El Movimiento 5 Estrellas, fundado en 2009 por Beppe Grillo, alcanzó, hace ya unos meses, un pacto con el partido xenófobo de la Liga Norte para gobernar Italia. El «5 estrellas» está, o estaba, contra el sistema político tradicional, es un adalid del antieuro, se muestra euroescéptico, desea la democracia directa y sus diputados renunciaron a parte de su salario en una apuesta decidida por encumbrar la panfilia universal. El inventario podría extenderse hasta el infinito. Lo sustancial son los hechos, sin embargo. Aquella especie de anarquismo flácido ha acabado pactando el gobierno con el neofascismo, abrazando xenofobias y despachando inmigrantes. También en Alemania, el Movimiento De Pie, que lidera una exdirigente del izquierdista de Die Linke (heredero, en parte, del partido comunista de la RDA), combate a los refugiados en un nacionalpopulismo de fisonomía anticapitalista festoneado con la música de Salvini.

En fin, la modernidad, sí, es un laxante contra los populismos de una u otra raíz, pero también un fármaco muy eficaz contra los apriorismos totalizadores.
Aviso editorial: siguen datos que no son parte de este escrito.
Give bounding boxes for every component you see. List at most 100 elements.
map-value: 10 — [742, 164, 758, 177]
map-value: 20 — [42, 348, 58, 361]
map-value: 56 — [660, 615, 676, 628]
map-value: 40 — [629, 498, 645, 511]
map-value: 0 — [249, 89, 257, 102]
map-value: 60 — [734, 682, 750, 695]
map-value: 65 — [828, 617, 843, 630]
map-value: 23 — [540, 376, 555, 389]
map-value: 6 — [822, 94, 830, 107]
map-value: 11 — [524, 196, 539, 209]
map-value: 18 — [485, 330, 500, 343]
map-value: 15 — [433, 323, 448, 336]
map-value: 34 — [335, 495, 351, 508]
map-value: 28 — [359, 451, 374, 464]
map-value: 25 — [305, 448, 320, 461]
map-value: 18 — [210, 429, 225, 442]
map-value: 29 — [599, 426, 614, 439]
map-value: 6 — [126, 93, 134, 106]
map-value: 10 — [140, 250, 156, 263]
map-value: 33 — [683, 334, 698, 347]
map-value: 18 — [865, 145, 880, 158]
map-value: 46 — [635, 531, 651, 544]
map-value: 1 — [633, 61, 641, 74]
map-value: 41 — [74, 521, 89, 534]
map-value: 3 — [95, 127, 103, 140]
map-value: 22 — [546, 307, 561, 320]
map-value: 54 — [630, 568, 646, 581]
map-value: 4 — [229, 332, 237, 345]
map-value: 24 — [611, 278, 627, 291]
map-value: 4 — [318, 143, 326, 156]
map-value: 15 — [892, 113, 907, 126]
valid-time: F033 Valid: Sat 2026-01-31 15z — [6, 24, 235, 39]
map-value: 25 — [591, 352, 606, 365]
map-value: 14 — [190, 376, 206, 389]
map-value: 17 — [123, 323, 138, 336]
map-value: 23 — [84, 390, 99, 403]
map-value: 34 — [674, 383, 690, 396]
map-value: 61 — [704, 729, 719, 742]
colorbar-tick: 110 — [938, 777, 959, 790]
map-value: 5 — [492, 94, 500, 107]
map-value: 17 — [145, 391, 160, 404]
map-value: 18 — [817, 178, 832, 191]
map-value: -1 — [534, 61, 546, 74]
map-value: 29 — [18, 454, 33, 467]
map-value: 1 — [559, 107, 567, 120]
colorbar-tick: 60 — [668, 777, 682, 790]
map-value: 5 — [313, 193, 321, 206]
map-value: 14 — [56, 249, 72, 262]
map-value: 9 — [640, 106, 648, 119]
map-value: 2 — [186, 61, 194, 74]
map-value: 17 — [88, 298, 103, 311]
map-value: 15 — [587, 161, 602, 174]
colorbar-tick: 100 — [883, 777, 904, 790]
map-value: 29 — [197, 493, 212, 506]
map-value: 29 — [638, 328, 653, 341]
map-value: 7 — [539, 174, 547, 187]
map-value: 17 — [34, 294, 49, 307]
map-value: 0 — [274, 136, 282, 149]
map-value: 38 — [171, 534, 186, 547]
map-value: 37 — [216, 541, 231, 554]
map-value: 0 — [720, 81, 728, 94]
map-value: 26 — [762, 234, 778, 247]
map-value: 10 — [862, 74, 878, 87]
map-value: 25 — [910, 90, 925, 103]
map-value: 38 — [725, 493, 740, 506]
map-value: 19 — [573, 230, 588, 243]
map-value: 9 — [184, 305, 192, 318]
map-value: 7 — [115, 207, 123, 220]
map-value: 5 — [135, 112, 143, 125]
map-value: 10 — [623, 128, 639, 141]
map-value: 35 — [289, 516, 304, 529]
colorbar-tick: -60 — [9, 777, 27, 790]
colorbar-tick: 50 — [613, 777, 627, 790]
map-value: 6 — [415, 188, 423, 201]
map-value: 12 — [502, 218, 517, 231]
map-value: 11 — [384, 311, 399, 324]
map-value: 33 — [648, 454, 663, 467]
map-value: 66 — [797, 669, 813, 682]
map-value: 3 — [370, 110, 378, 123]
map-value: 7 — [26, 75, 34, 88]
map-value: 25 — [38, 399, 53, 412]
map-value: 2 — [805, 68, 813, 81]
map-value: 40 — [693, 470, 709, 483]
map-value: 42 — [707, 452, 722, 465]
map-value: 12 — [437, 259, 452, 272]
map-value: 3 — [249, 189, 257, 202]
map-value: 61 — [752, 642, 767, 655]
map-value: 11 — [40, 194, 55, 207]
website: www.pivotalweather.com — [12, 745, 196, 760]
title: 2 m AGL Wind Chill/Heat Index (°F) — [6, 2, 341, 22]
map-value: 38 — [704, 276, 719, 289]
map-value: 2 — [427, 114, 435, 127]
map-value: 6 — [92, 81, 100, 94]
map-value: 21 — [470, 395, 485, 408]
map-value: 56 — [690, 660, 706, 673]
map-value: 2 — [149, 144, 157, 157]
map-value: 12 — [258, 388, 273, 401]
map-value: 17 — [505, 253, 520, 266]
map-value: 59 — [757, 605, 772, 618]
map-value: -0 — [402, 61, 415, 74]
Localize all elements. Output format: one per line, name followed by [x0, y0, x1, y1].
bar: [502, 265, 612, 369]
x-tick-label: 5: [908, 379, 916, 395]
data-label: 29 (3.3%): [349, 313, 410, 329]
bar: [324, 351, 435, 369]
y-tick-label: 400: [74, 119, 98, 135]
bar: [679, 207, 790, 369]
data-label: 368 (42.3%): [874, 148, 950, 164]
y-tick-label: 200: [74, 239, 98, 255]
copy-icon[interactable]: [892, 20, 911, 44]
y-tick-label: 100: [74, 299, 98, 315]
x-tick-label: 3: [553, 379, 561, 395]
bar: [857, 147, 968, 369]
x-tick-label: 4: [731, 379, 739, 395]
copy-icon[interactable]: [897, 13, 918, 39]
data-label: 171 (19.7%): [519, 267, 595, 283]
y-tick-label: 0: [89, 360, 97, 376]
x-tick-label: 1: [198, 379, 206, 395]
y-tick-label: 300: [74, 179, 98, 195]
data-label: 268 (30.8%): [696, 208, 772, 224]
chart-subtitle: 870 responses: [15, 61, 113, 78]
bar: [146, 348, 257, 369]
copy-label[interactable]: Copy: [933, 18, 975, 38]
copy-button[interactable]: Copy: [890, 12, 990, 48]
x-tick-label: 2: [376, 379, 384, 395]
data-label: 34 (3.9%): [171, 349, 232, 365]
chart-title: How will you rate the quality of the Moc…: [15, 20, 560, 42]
Como el puritano de Lluvia de Somerset, que sucumbe a la tentación de la carne contra la que predica, algunos populismos actuales acaban mordiéndose la cola ideológica y sermoneando lecciones casi análogas a las de sus antagonistas. Y es inquietante observarlos con la anamorfosis al uso: los de sus riberas son buenos, los de la ribera contraria presentan una naturaleza diabólica. La Ilustración enseñó a impugnar las grandes causas que se anteponen al individuo y subordinó toda clase de religiones y fundamentalismos vocingleros. Quizás sea la mejor medicina contra los dogmas y localismos y un buen nutriente para dietas universales, versátiles, plurales y abiertas. Está muy bien, la verdad. Deberían venderla en forma de comprimidos en las farmacias (subvencionada por el Botánic, por supuesto, al igual que otras cosas menos necesarias).